The Knight Nicola of Severin (photo: Mihai Plămădeală)
In the summer of 2011, Nomen Est Omen came into the Citadel of Sighisoara to make a video for the song Packington’s Pound. There, we met our good old friend, the Knight Nicola of Severin, whom we asked to participate, for a few seconds, with us in a scene, in front of the Dominican Church, filmed in an aerial perspective from the Clock Tower by our friend (himself) Mr. Victor Veculescu. “The takes” were ok, except for the fact that the armor of  Nicola and the costumes of the musicians were from different historical times. A small detail that slipped out of our sight, but things are’nt so critical as they seem to be: postmodernism will surely sometime offer the solution to use the material, in an artistical context. Until then, Nomen Est Mihai published a picture with the noble Knight in the art magazine "Cultural Observatory", no.586 , August 2011.
medieval music
Nomen Est Omen – The sound on the fly (photo: Mihai Plămădeală)

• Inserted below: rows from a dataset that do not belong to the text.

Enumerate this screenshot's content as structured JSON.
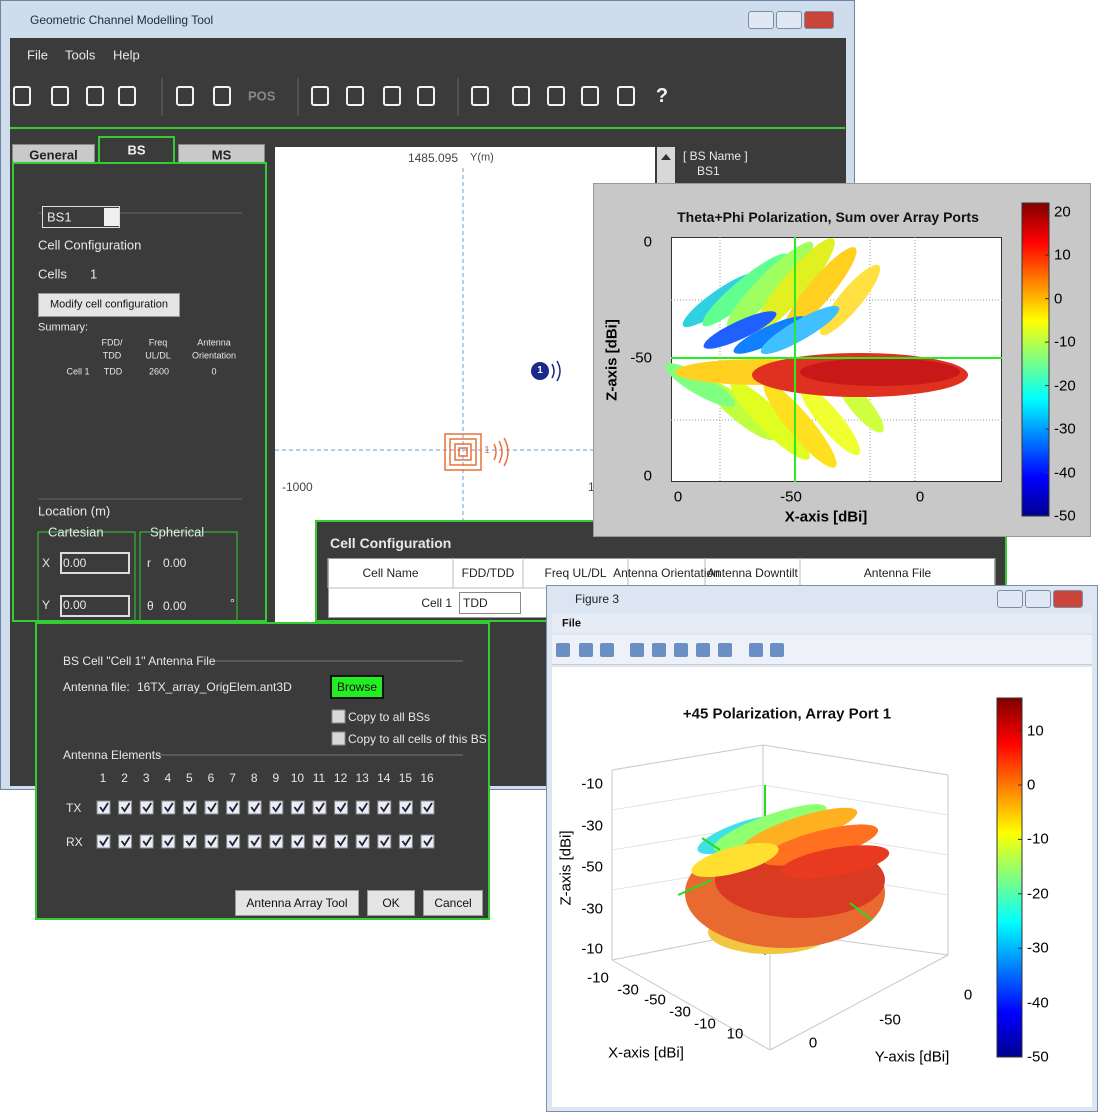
{
  "main_window": {
    "title": "Geometric Channel Modelling Tool",
    "menu": [
      "File",
      "Tools",
      "Help"
    ],
    "toolbar_labels": [
      "POS",
      "?"
    ],
    "tabs": [
      "General",
      "BS",
      "MS"
    ],
    "bs_panel": {
      "selected_bs": "BS1",
      "cell_config_label": "Cell Configuration",
      "cells_label": "Cells",
      "cells_count": "1",
      "modify_button": "Modify cell configuration",
      "summary_label": "Summary:",
      "summary_headers": [
        [
          "FDD/",
          "TDD"
        ],
        [
          "Freq",
          "UL/DL"
        ],
        [
          "Antenna",
          "Orientation"
        ]
      ],
      "summary_row": [
        "Cell 1",
        "TDD",
        "2600",
        "0"
      ]
    },
    "location": {
      "label": "Location   (m)",
      "cartesian": "Cartesian",
      "spherical": "Spherical",
      "x_label": "X",
      "x_value": "0.00",
      "y_label": "Y",
      "y_value": "0.00",
      "r_label": "r",
      "r_value": "0.00",
      "theta_label": "θ",
      "theta_value": "0.00",
      "degree": "°"
    },
    "map": {
      "y_max": "1485.095",
      "y_axis": "Y(m)",
      "x_min": "-1000",
      "x_partial": "1",
      "ms_marker": "1",
      "bs_marker": "1"
    },
    "bs_list": [
      "[ BS Name ]",
      "BS1"
    ]
  },
  "pattern_2d": {
    "title": "Theta+Phi Polarization, Sum over Array Ports",
    "z_ticks": [
      "0",
      "-50",
      "0"
    ],
    "x_ticks": [
      "0",
      "-50",
      "0"
    ],
    "z_label": "Z-axis [dBi]",
    "x_label": "X-axis [dBi]",
    "colorbar": {
      "clim": [
        -50,
        22
      ],
      "ticks": [
        20,
        10,
        0,
        -10,
        -20,
        -30,
        -40,
        -50
      ]
    }
  },
  "cell_config": {
    "title": "Cell Configuration",
    "headers": [
      "Cell Name",
      "FDD/TDD",
      "Freq UL/DL",
      "Antenna Orientation",
      "Antenna Downtilt",
      "Antenna File"
    ],
    "row": [
      "Cell 1",
      "TDD"
    ]
  },
  "antenna_dialog": {
    "group_title": "BS Cell \"Cell 1\" Antenna File",
    "file_label": "Antenna file:",
    "file_name": "16TX_array_OrigElem.ant3D",
    "browse": "Browse",
    "copy_all_bs": "Copy to all BSs",
    "copy_all_cells": "Copy to all cells of this BS",
    "elements_title": "Antenna Elements",
    "element_numbers": [
      1,
      2,
      3,
      4,
      5,
      6,
      7,
      8,
      9,
      10,
      11,
      12,
      13,
      14,
      15,
      16
    ],
    "tx_label": "TX",
    "rx_label": "RX",
    "buttons": [
      "Antenna Array Tool",
      "OK",
      "Cancel"
    ]
  },
  "figure3": {
    "title": "Figure 3",
    "menu": [
      "File"
    ],
    "plot_title": "+45 Polarization, Array Port 1",
    "z_ticks": [
      "-10",
      "-30",
      "-50",
      "-30",
      "-10"
    ],
    "x_ticks": [
      "-10",
      "-30",
      "-50",
      "-30",
      "-10",
      "10"
    ],
    "y_ticks": [
      "0",
      "-50",
      "0"
    ],
    "z_label": "Z-axis [dBi]",
    "x_label": "X-axis [dBi]",
    "y_label": "Y-axis [dBi]",
    "colorbar": {
      "clim": [
        -50,
        16
      ],
      "ticks": [
        10,
        0,
        -10,
        -20,
        -30,
        -40,
        -50
      ]
    }
  }
}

Shaman means wizard in Tungusic language. Yet, the term is known by his meaning of ideologist of ecstasy. The drum is the vehicle through which the shaman goes over the physical boundaries, in order to find and fight the demons that troubled the balance of the most beautiful world possibly  – the one we live in. The truth is that if you wildly beat a percussion instrument, the spirit that invades you at one given time raises up to the euphoria of the extreme sports. Rivers of endorphins cross the body of the “scrapper”, to the despair of the detached witnesses, most of the times. Sometimes, as it was the case at the “Transylvanian Fortresses” Festival, Sibiu 2010, Nomen Est Iulian, Tania & Anca raised over the Lesser Square, riding on a darbuka, flied over the Liar’s Bridge and landed on one of the nearby terraces, for a beer. Gabriela and Mihai waited down for them in order to fasten hair, respectively to take a picture for the archive.

Jan 22, 2014

medieval music
Emil Hartmann and Mihai Plămădeală (photo: Victor Velculescu)

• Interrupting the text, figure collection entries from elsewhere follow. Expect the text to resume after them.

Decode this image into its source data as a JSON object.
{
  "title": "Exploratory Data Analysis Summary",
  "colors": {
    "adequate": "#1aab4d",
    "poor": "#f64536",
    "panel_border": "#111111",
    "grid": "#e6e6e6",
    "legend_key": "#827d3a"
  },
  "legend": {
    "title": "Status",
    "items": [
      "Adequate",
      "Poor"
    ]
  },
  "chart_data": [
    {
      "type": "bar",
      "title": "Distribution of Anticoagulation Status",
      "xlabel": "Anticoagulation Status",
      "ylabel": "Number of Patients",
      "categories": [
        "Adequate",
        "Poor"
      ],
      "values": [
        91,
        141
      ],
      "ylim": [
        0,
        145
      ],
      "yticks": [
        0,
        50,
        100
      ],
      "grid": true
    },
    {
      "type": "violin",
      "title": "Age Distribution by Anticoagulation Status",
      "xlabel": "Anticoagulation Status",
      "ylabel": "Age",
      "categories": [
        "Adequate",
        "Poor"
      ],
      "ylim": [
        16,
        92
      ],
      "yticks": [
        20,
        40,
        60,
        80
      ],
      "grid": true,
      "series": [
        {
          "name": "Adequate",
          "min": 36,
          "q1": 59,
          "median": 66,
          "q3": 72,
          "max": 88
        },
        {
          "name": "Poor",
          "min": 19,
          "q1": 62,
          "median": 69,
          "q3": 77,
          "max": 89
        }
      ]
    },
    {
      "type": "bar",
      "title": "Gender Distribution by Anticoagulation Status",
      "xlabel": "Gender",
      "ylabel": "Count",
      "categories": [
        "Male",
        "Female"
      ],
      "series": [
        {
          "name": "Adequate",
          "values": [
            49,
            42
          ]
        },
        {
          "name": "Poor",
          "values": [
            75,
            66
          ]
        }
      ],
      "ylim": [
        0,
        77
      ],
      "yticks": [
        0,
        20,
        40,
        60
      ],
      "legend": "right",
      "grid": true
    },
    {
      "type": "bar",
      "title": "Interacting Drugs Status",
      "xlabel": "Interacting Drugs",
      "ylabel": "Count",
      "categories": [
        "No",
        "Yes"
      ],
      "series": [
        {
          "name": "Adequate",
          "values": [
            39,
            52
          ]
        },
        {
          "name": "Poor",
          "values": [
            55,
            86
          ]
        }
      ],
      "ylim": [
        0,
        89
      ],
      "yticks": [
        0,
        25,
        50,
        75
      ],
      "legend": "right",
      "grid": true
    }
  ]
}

Sibiu, August 2011, Captain's log: The meeting with Emil Hartmann in front of the Ibis Hotel, the ex Conti(nental), represented, whitouth any doubt, the event that reminded us of the movie made by Sergiu Nicolaescu four decades ago, The Mercenary Trap. One of the mercenary of those days, the most handsome, smart and strong one, today a movie/theater insider and a master in swordsmanship somewhere in Germany, is Emil himself. The movie (as we recall) starts or ends with him. Nomen Est Mihai did not met the nobleman Hartmann for seven years, since the band wore, in a series of concerts, costumes and clothes from the past provided by Emil. The joy of the recap was authentic, unaffectionate but also in fighting trim, according to each other’s infinite vanity.

Jan 19, 2014

medieval music
Graphic and Nomen Est Omen at Şoimoş (photo: Florin Mărginean)

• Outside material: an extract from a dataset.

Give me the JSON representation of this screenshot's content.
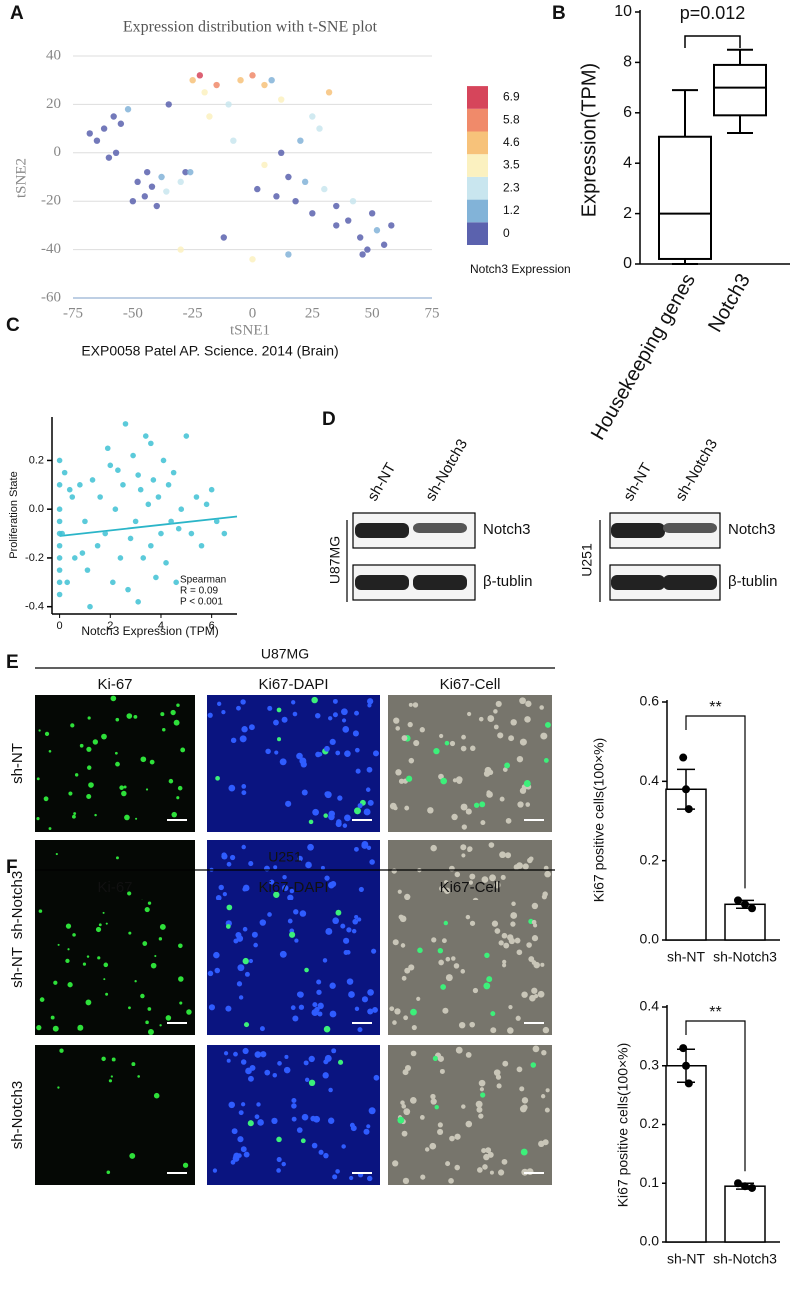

In 2009 Nomen Est Omen performed in the Fortresses of Arad County, strictly speaking. The homonym project, extremely interesting, materialized in a roving festival. Going from one site to another was made with the bus of the Philharmonica, but sometimes, as it was the case at Şoimoş, the musicians had to track on a narrow path to reach the fortification, on the top a super hill. All this in costumes, carrying the instruments on their back, about 45 minutes of walk. We arrived at about the middle of the concert performed by our friends from the band Graphic (from Arad), and after their concert it was our turn to play. We remember especially two things: Benny, the percussionist of the named band, carried a boulder (as Sisyphus) from the base of the hill, in order to have a stool during the concert and Nomen Est Adam, our colleague (bassoon player) who fell asleep in the grass while The Graphics played. After our concert started, suddenly a storm arose, but this is yet another story. The communion with nature was at its peak.